Good riddance to a big mortgage

Monday, October 27, 2008

The folks over at Cape Girardeau Senior Center recently celebrated paying off the mortgage for their building. Early.

But no one could convince senior center administrator Susan McClanahan to burn the paper mortgage. They tried, she said.

"Up until that morning of the party, they were going to burn the mortgage. But we have people on oxygen, not to mention it was dangerous. You can't start a fire in the building," she said, laughing.

The 15-year-old building's original mortgage was $550,000.

"I think it's really important that people know that absolutely no federal, state, county or city money went into paying off that mortgage," McClanahan said. "Every penny of it was private contributions and donations. People in the community have supported us time and time again at our public dinners, bought things that we've sold and most importantly, made memorial bequests."

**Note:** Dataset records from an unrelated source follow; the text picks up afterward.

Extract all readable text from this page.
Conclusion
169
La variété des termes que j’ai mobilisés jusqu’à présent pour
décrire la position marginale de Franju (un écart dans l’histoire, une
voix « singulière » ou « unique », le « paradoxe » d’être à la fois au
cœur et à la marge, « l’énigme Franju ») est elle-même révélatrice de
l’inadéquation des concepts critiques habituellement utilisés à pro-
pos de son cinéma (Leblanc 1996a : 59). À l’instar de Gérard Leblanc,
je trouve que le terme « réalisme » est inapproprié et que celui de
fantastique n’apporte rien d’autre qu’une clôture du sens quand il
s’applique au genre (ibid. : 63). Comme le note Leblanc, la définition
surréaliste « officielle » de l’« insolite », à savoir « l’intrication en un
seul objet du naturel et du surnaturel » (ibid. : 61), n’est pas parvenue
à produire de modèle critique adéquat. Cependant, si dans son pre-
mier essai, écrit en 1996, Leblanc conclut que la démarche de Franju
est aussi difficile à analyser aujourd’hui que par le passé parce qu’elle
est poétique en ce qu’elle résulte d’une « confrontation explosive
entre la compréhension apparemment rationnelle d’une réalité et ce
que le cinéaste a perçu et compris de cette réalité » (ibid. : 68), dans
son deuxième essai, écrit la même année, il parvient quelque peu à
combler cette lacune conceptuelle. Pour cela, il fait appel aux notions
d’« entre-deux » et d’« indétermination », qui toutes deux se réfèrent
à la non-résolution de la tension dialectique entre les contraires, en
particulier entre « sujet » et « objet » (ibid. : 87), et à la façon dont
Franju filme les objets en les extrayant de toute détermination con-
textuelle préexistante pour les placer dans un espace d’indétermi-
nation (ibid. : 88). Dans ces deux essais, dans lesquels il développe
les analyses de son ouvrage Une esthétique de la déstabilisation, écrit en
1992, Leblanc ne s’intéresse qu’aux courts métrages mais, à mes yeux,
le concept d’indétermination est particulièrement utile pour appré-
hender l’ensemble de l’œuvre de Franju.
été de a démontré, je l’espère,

This year the center received more than $200,000 in bequests, she said.

"One lady left us a large amount, about $60,000, and we don't even know who she is. We don't know if she had an affiliation, if she had a family member served here, or what. She had no children and no spouse. It just, like, fell out of the sky to us. The others were strong supporters of the center and worked hard to get the building built."

Jay and Alma Lee Slinkard and John and Cecelia "Skeets" Sonderman were just two couples of many people who spent "hours and hours and hours" devoted to senior issues and programs.

The payoff of the senior center's mortgage nearly demanded a celebration, especially considering that early resolution "saved some interest," McClanahan said.

"We invited some key people who have helped us and all past board members that we could find," she said. "So many of them are gone now."

Instead of flames, the old mortgage was ceremonially shredded, with a series of honorary representatives: Marjorie Hildebrand stood in for deceased board members, including her late husband and past board president, Richard Hildebrand; Bill Ford stood for the folks who use the center; current board member Victor Gunn shredded for all current board members; Delia Lampley stood for all the volunteers; and with Mayor Jay Knudtson acted as proxy for the community of supporters.

In addition to officials from the United Way of Southeast Missouri and the Area Agency on Aging, McClanahan said she was delighted to welcome her predecessor, JoNelle Lingo.

McClanahan also shredded an old rumor as we spoke. Seems there was a story that a homebound client who expected lunch opened her door to a man with a Styrofoam package who insisted on being paid -- and that's not how the senior center's program operates, she said. Turned out he was a restaurant delivery man at the wrong address.

"There was a language barrier. She was scared. It was a total misunderstanding," McClanahan said. "That was a long time ago, at least five or six months. I can't believe that story is still floating around."


Folks are getting ready for the second annual Sock Hop to benefit the Cape Area Family Resource Center at 1202 S. Sprigg St. Twice attempted as an outdoor event and twice canceled by bad weather, the party will be from 4 to 8 p.m. Sunday inside the resource center. Tickets are $20 a person and proceeds help pay for a new roof. Call 334-8170 or 332-7673 for details.


A belated congratulations to Eugenia Morales for winning the city of Jackson's drawing for free weekly curbside recycling at the fifth annual Recycling Center Customer Appreciation Day contest, attended by nearly 300 people.